Когда-то на итальянском пляже меня ввел в уныние негр — русскоговорящий, с ног до головы увешанный носками. Он получил образование в Минске, а я досадовала: стоило учить итальянский! Негр предлагал товар дюжинами, и туристы из нашей группы целый час обсуждали, брать белые или серые, махровые или гладкие. Теперь я истратила их все: ложась за полночь и соскакивая чуть свет, впопыхах надевая с утра или на ночь: один белый, другой серый… Текст шел к концу. Праздник длился неделю, но в последние дни праздник был омрачен ожиданием окончания праздника. Рассказ завершится, останется стайка носков на полу… А я — я сразу все потеряю? Ощущение легкости и свободы. Неожиданного умения чуть сдвинуть пространство, чуть развернуть время: я просто стучу по клавишам, а мир за экраном оживает. Неизвестно, будет ли зритель-читатель, но я сама так славно чувствую себя здесь — ведь это, кажется, я сажусь в трамвай, в который тогда не садилась, и вспоминаю то, чего не было: я вспоминаю родной Свердловск!.. Возвращаясь, думаю лишь об одном: куда потом? О чем писать? Майоров, Чмутов и Леня советуют наперебой:
— Как вы тонули!
— Как Евтушенко провел тебя на Вознесенского.
— Как вы с Галочкой потерялись…
Мне не хочется просто записывать старое, фантазировать не умею. И вдруг… За два дня до того, как закончить про Ленина, я понимаю, о чем будет новый рассказ. Эта байка про грузина на демонстрации, Левушкина байка, не моя, вместит в себя столько… И первая фраза — у меня давно вертится первая фраза: “Я хочу лежать носом к стенке, а получается лицом в потолок”. Я-то думала-думала, что за ней — да все годы в СППИ! Десять лет в институте, который меня не любил — если только студенты, а стены, начальство, коллеги… Просто не видели, кто я, какая я. А мне хотелось полюбить, подружиться, понравиться… Как хорошо-то, господи! Теперь все это не пропадет. Я напишу несколько новых рассказов, цикл рассказов, да я целую книжку напишу!.. Ай-яй, полчетвертого, а вставать в полшестого! Залезаю в носки, махровые белые, надо пригреться, надо уснуть, но как уснуть с этой радостью? Прикрываю глаза и вижу солнце, открытое, но не резкое, свет заполняет мои веки, и я засыпаю — легко, не проваливаясь в темноту, — я растворяюсь в солнечном свете.
100
— Иркин, ты во сколько сегодня легла?
— Какая разница…
Комната залита солнечным светом, и можно бы разговаривать громко: Леля с Зоей у бабушки, а Машу берем с собой.
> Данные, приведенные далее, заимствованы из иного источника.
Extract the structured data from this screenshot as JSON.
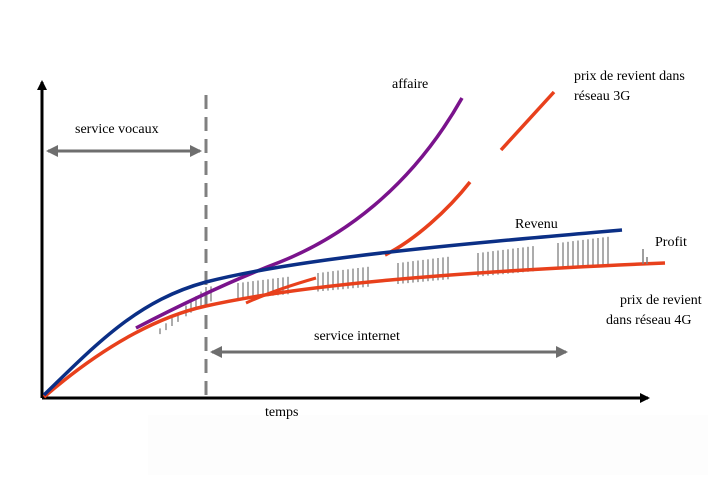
{
  "diagram": {
    "labels": {
      "voice_services": "service vocaux",
      "internet_service": "service internet",
      "time_axis": "temps",
      "business_curve": "affaire",
      "cost_3g_line1": "prix de revient dans",
      "cost_3g_line2": "réseau 3G",
      "revenue_curve": "Revenu",
      "profit": "Profit",
      "cost_4g_line1": "prix de revient",
      "cost_4g_line2": "dans réseau 4G"
    },
    "colors": {
      "revenue": "#0b2f86",
      "cost": "#e8401c",
      "business": "#7a138c",
      "dash_divider": "#808080",
      "span_arrows": "#6e6e6e",
      "axes": "#000000",
      "hatch": "#7f7f7f"
    }
  }
}
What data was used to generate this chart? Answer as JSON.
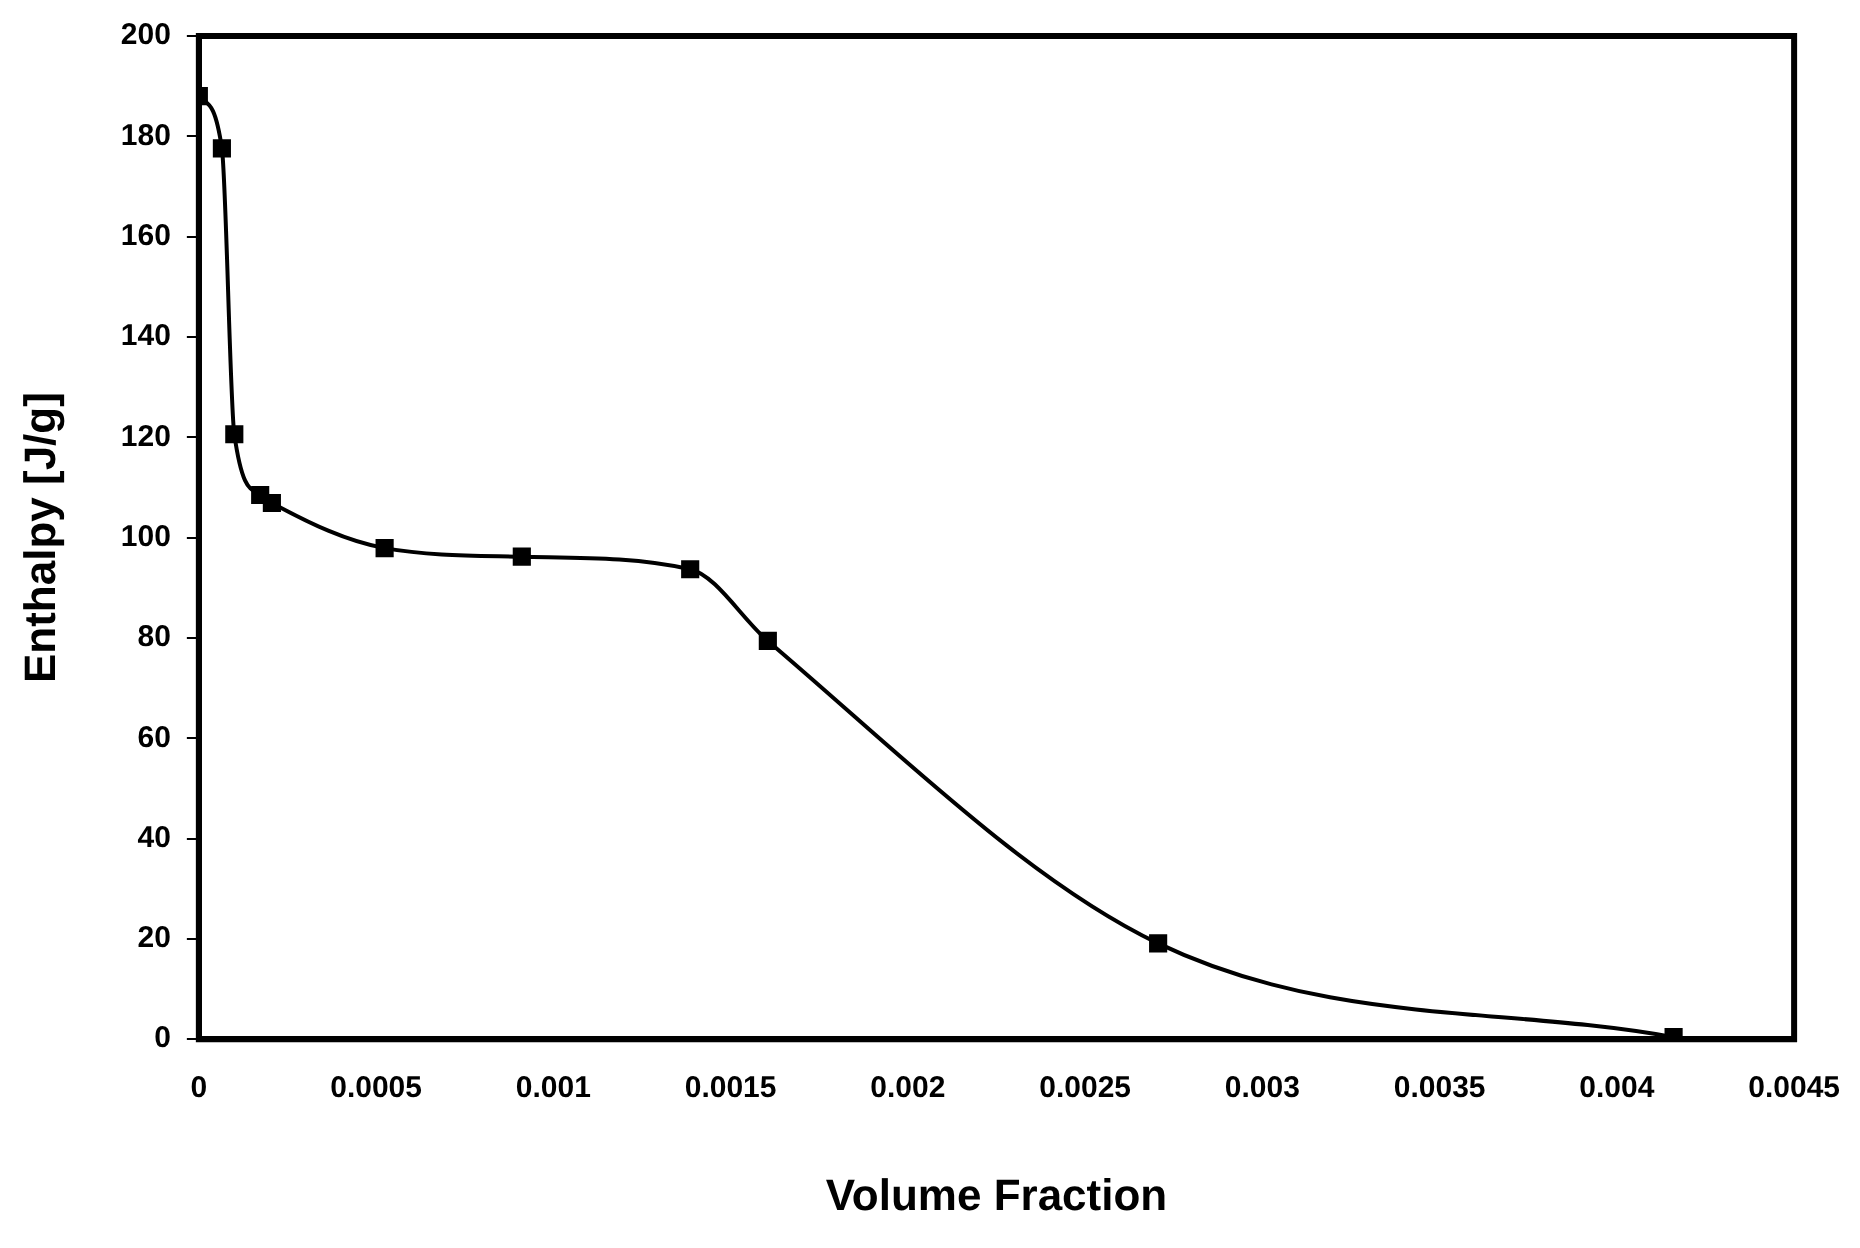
{
  "chart_data": {
    "type": "line",
    "xlabel": "Volume Fraction",
    "ylabel": "Enthalpy [J/g]",
    "x": [
      0,
      6.5e-05,
      0.0001,
      0.000173,
      0.000206,
      0.000524,
      0.000911,
      0.001386,
      0.001605,
      0.002706,
      0.00416
    ],
    "series": [
      {
        "color": "#000000",
        "values": [
          188,
          177.6,
          120.6,
          108.5,
          106.9,
          97.9,
          96.2,
          93.7,
          79.4,
          19.1,
          0.4
        ]
      }
    ],
    "xlim": [
      0,
      0.0045
    ],
    "xticks": [
      0,
      0.0005,
      0.001,
      0.0015,
      0.002,
      0.0025,
      0.003,
      0.0035,
      0.004,
      0.0045
    ],
    "ylim": [
      0,
      200
    ],
    "yticks": [
      0,
      20,
      40,
      60,
      80,
      100,
      120,
      140,
      160,
      180,
      200
    ],
    "grid": false,
    "legend": false,
    "marker": "square",
    "line_style": "solid"
  }
}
Но голос еще не проснулся, и я еще не проснулась, я проснулась не вся… “Вставай, вставай, постели заправляй!” — резвится горн, и физрук Сирота кричит: “На зарядку!” Ну еще пять минут… Тут же соскакиваю: нельзя идти неумытой. При всех парнях! А особенно… Сирота не пустит меня без хвоста, но до умывальников можно: я распускаю волосы — ниже талии! — пшеничные, блестящие на солнце. Мчусь через всю территорию к умывальникам, они в густой елочной тени, здесь пахнет мокрой землей и апельсиновой зубной пастой. Зубы ломит от холода, и я просыпаюсь вся, совсем вся — я издали вижу его: в одних клешах и не зашнурованных кедах, с небрежно брошенным полотенцем на загорелом плече… Его слепит солнце. Сейчас он скажет мне: “Доброе утро!” Он влюблен не в меня, но сейчас он мне скажет… Гремят кастрюли в столовой, и клевер блестит росой. “Доброе утро!” Я краснею, сжимаю в ладони полмыльницы, и из нее выскальзывает в траву розовое земляничное мыло.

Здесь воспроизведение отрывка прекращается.